Zein timely appeals the BIA’s refusal to reopen his removal proceedings. He challenges only the denial of his motion to reopen based upon his ineffective assistance of counsel claim. 1

II.

“Motions for reopening of immigration proceedings are disfavored” because, “as a general matter, every delay works to the advantage of the deportable alien who wishes merely to remain in the United States.” INS v. Doherty, 502 U.S. 314, 323, 112 S.Ct. 719, 116 L.Ed.2d 823 (1992). Accordingly, the denial of a motion to reopen is reviewed for an abuse of discretion, a standard requiring us to “ ‘decide whether the denial of [the] motion to reopen ... was made without a rational explanation, inexplicably departed from established policies, or rested on an impermissible basis such as invidious discrimination against a particular race or group.’ ” Allabani v. Gonzales, 402 F.3d 668, 675 (6th Cir.2005) (alterations in original) (quoting Balani v. INS, 669 F.2d 1157, 1161 (6th Cir.1982)).

*508 III.

A motion to reopen removal proceedings must “be filed within 90 days of the entry of a final administrative order of removal.” 8 U.S.C. § 1229a(c)(7)(C)(I). Zein’s motion, filed more than five years after the time limit, was unquestionably untimely, and he admits as much. Zein argues, however, he is entitled to equitable tolling due to the alleged ineffectiveness of counsel.
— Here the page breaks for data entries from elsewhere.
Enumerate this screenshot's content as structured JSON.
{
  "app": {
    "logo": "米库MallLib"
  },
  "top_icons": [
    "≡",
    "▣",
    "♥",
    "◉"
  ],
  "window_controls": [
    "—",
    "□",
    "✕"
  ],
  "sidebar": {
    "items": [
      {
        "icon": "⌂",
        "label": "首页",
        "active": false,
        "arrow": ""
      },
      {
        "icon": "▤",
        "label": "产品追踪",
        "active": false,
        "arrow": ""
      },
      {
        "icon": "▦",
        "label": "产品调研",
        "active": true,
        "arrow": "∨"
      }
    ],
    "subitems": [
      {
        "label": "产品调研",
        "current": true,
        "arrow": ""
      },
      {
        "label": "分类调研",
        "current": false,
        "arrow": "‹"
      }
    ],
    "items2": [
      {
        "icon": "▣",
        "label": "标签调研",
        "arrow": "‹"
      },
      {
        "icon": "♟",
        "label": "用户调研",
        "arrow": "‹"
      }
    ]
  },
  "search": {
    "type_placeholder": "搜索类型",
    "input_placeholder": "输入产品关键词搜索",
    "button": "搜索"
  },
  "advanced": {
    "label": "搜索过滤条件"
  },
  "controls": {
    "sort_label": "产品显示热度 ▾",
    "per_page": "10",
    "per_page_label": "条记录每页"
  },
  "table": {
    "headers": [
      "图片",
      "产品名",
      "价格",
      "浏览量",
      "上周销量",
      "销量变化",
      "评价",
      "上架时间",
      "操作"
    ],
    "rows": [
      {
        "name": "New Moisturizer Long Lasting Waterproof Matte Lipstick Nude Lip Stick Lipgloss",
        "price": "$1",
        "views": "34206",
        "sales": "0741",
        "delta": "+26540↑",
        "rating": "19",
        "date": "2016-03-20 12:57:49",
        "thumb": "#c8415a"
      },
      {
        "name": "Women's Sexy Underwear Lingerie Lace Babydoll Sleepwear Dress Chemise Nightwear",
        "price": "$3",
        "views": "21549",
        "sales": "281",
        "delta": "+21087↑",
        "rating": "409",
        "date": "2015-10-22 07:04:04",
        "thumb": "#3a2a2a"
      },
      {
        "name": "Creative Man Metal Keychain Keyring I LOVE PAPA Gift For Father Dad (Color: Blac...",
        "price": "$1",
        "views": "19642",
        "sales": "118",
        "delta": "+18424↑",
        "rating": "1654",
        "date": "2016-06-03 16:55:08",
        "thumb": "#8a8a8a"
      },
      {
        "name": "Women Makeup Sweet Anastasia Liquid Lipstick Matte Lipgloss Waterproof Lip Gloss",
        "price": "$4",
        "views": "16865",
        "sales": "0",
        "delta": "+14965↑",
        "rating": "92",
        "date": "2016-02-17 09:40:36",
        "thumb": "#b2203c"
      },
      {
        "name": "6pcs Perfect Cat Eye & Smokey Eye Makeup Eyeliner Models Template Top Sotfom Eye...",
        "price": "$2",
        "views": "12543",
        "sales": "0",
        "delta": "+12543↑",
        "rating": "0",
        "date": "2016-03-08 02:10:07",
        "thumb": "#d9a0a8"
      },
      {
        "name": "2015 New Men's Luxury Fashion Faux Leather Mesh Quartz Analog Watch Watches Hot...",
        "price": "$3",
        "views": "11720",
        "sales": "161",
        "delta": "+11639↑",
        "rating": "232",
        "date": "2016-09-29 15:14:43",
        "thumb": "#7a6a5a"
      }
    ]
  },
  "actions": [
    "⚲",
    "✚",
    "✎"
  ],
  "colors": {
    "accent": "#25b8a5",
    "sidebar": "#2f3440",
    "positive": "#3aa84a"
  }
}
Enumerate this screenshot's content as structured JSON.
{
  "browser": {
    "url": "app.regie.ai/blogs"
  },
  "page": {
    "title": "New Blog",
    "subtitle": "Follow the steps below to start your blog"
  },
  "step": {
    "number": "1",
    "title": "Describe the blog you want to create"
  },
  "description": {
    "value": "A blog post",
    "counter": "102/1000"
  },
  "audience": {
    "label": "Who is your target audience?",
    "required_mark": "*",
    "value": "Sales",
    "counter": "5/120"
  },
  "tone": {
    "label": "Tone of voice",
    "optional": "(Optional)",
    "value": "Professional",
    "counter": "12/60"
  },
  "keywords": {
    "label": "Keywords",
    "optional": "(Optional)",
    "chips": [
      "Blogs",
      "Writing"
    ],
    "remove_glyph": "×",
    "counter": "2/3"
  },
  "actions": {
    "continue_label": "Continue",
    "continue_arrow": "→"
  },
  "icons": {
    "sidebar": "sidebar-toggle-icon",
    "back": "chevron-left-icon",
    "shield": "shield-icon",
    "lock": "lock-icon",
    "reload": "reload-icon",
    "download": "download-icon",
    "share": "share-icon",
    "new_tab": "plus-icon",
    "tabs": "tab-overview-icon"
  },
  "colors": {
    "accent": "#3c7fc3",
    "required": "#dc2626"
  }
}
“Where an alien seeks to reopen a time-barred motion, the doctrine of equitable tolling may be applied to permit reopening when the alien demonstrates that she received ineffective assistance of counsel and was prejudiced thereby.” Mezo v. Holder, 615 F.3d 616, 620 (6th Cir.2010). Among the factors to be considered in determining whether to apply equitable tolling to a time-barred claim is petitioner’s due diligence in pursuing his rights. Id. “Due diligence requires an alien to prove that the delay in filing the motion to reopen was due to ‘an exceptional circumstance beyond his control.’ ” Tapio-Martinez v. Gonzales, 482 F.3d 417, 423 (6th Cir.2007) (quoting Scorteanu v.